Russia on Friday summoned the US Ambassador John Sullivan to the foreign office to discuss America’s alleged meddling in the upcoming parliamentary elections. The election interference, of which not many specific details were disclosed, were allegedly conducted by US tech giants. US envoy Sullivan arrived at the Moscow foreign affairs buildings and left 20 minutes after the talks. The latter did not answer reporters about what the dialogue entailed. In a press release issued on Friday, Russia’s Ministry of Foreign Affairs said the Russian Deputy Foreign Minister Sergei Ryabkov met with the US Ambassador to Russia, George Sullivan, about “interference in the internal affairs of Moscow.”
“Russian side possesses irrefutable evidence of the violation of Russian legislation by the American 'digital giants' in the context of the preparation and conduct of elections to the State Duma of the Federal Assembly of the Russian Federation,” the statement from Russian Foreign Ministry on Sept. 10 read. “Some other issues of a bilateral nature were also considered,” it added.
Calling the US’ alleged meddling in Russia’s democracy as interference that was “unacceptable”, the Russian foreign ministry stated that Sullivan was informed that Moscow “has proof” of violations of Russian law by US tech firms ahead of elections of State Duma by the end of September. Courts in Russia have earlier penalised the US giants like Google, Facebook, Twitter and WhatsApp with millions of rubles over security breaches. Russian President Vladimir Putin has also consistently accused American companies of failing to adhere to the Russian state laws and keeping secure the citizens' personal data.
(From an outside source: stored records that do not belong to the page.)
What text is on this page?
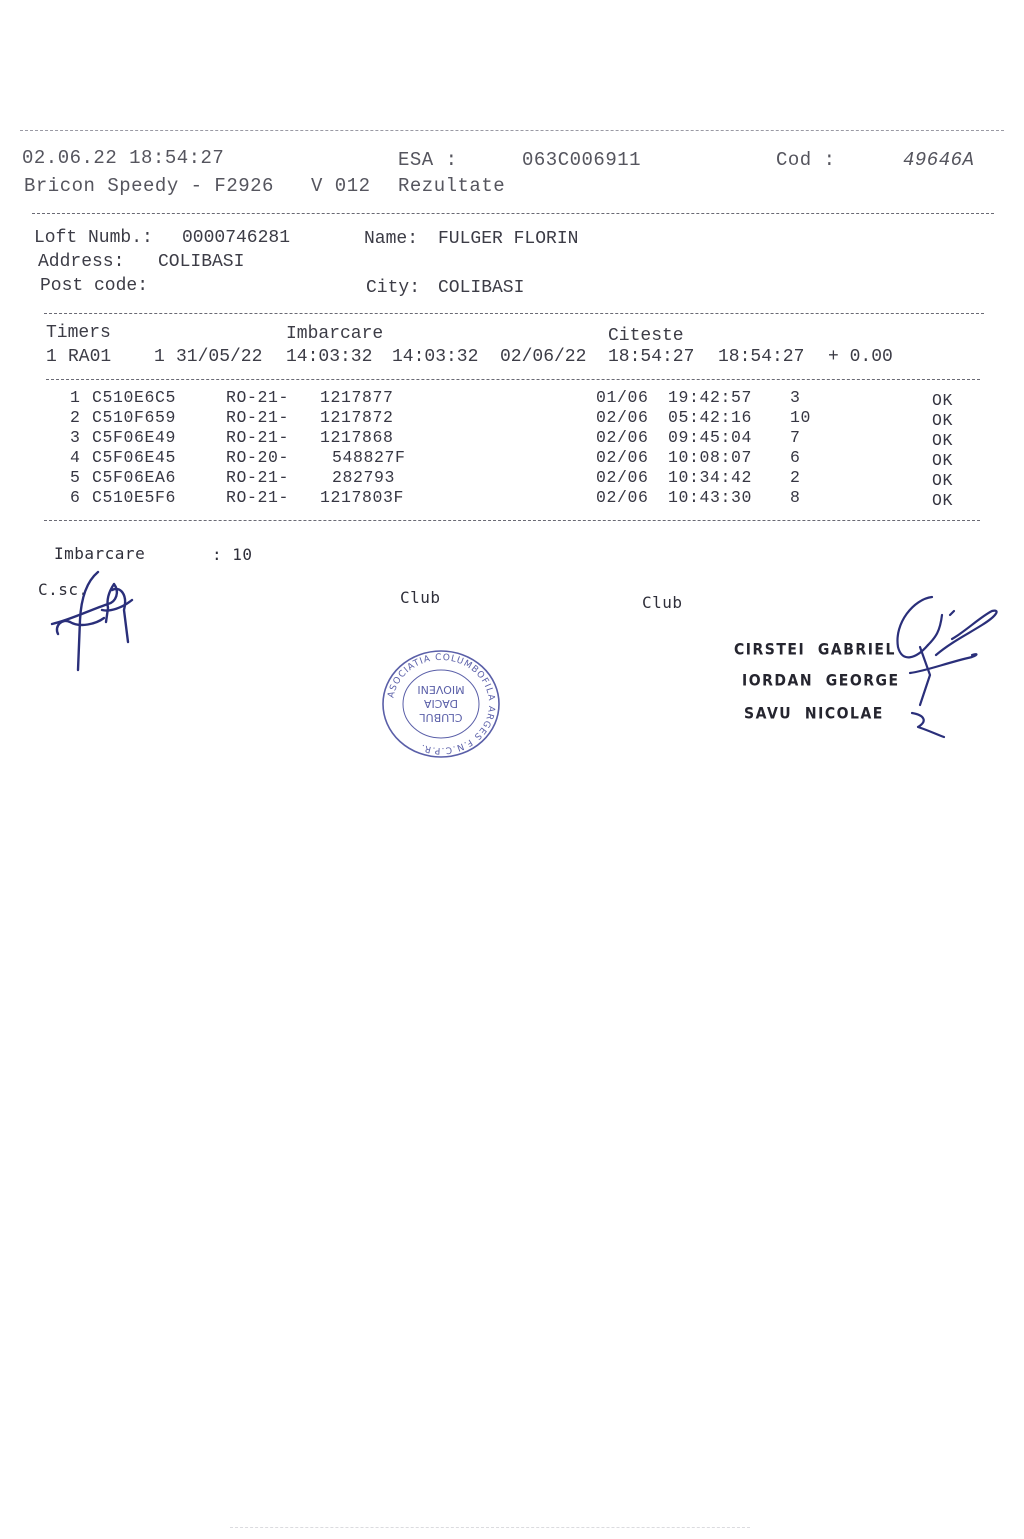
02.06.22 18:54:27	ESA :	063C006911	Cod :	49646A
Bricon Speedy - F2926 V 012 Rezultate
Loft Numb.: 0000746281	Name: FULGER FLORIN
Address: COLIBASI
Post code:	City: COLIBASI
Timers	Imbarcare	Citeste
1 RA01 1 31/05/22 14:03:32 14:03:32 02/06/22 18:54:27 18:54:27 + 0.00
1 C510E6C5	RO-21- 1217877	01/06 19:42:57 3	OK
2 C510F659	RO-21- 1217872	02/06 05:42:16 10	OK
3 C5F06E49	RO-21- 1217868	02/06 09:45:04 7	OK
4 C5F06E45	RO-20-	548827F	02/06 10:08:07 6	OK
5 C5F06EA6	RO-21-	282793	02/06 10:34:42 2	OK
6 C510E5F6	RO-21- 1217803F	02/06 10:43:30 8	OK
Imbarcare	: 10
C.sc.	Club	Club
ASOCIATIA COLUMBOFILA ARGES F.N.C.P.R.
CLUBUL
DACIA
MIOVENI
CIRSTEI  GABRIEL
IORDAN  GEORGE
SAVU  NICOLAE
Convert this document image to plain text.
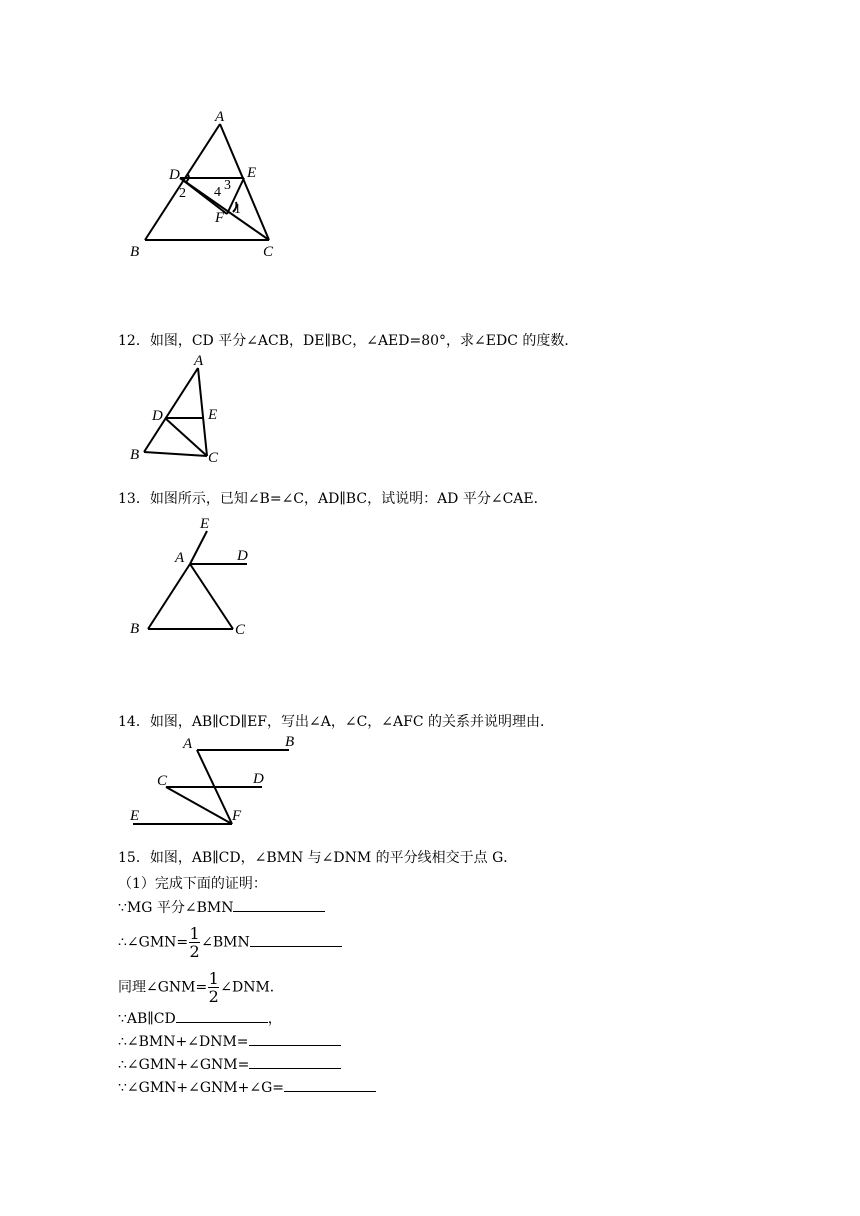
A
D	E
F
B	C
2 4 3
1
12．如图，CD 平分∠ACB，DE∥BC，∠AED=80°，求∠EDC 的度数．
A
D	E
B	C
13．如图所示，已知∠B=∠C，AD∥BC，试说明：AD 平分∠CAE．
E
A	D
B	C
14．如图，AB∥CD∥EF，写出∠A，∠C，∠AFC 的关系并说明理由．
A	B
C	D
E	F
15．如图，AB∥CD，∠BMN 与∠DNM 的平分线相交于点 G．
（1）完成下面的证明：
∵MG 平分∠BMN
∴∠GMN= $\frac{1}{2}$ ∠BMN
同理∠GNM= $\frac{1}{2}$ ∠DNM．
∵AB∥CD	，
∴∠BMN+∠DNM=
∴∠GMN+∠GNM=
∵∠GMN+∠GNM+∠G=
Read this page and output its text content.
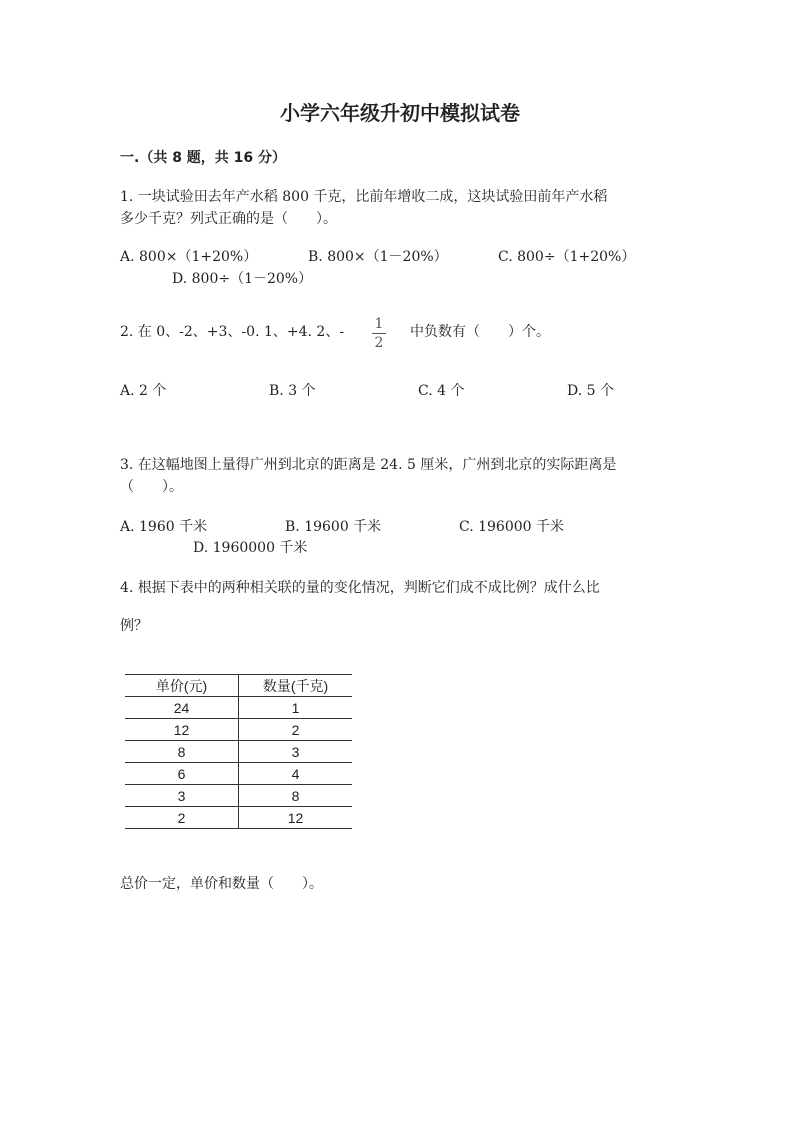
小学六年级升初中模拟试卷
一.（共 8 题，共 16 分）
1. 一块试验田去年产水稻 800 千克，比前年增收二成，这块试验田前年产水稻
多少千克？列式正确的是（　　）。
A. 800×（1+20%）	B. 800×（1－20%）	C. 800÷（1+20%）
D. 800÷（1－20%）
2. 在 0、-2、+3、-0. 1、+4. 2、- 1
2
中负数有（　　）个。
A. 2 个	B. 3 个	C. 4 个	D. 5 个
3. 在这幅地图上量得广州到北京的距离是 24. 5 厘米，广州到北京的实际距离是
（　　）。
A. 1960 千米	B. 19600 千米	C. 196000 千米
D. 1960000 千米
4. 根据下表中的两种相关联的量的变化情况，判断它们成不成比例？成什么比
例？
单价(元)	数量(千克)
24	1
12	2
8	3
6	4
3	8
2	12
总价一定，单价和数量（　　）。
Facebook and Russia have also locked horns in the past over the removal of government-linked accounts without consent. Russia had also accused the US-based social platforms of failing to take down the illegal content from the websites. Moscow reportedly fined Facebook with 15 million rubles, 17 million rubles against Twitter, and WhatsApp was fined four million rubles in a first-time law breach of law case, according to Russia's Federal Service for Supervision of Communications, Information Technology and Mass Media (Roskomnadzor). As per legislation passed by Russia in 2014, the personal data of Russian users must be stored on local servers. Despite the law, the microblogging platform and Facebook were penalised earlier for not complying with country media law, whereas Google was fined last month.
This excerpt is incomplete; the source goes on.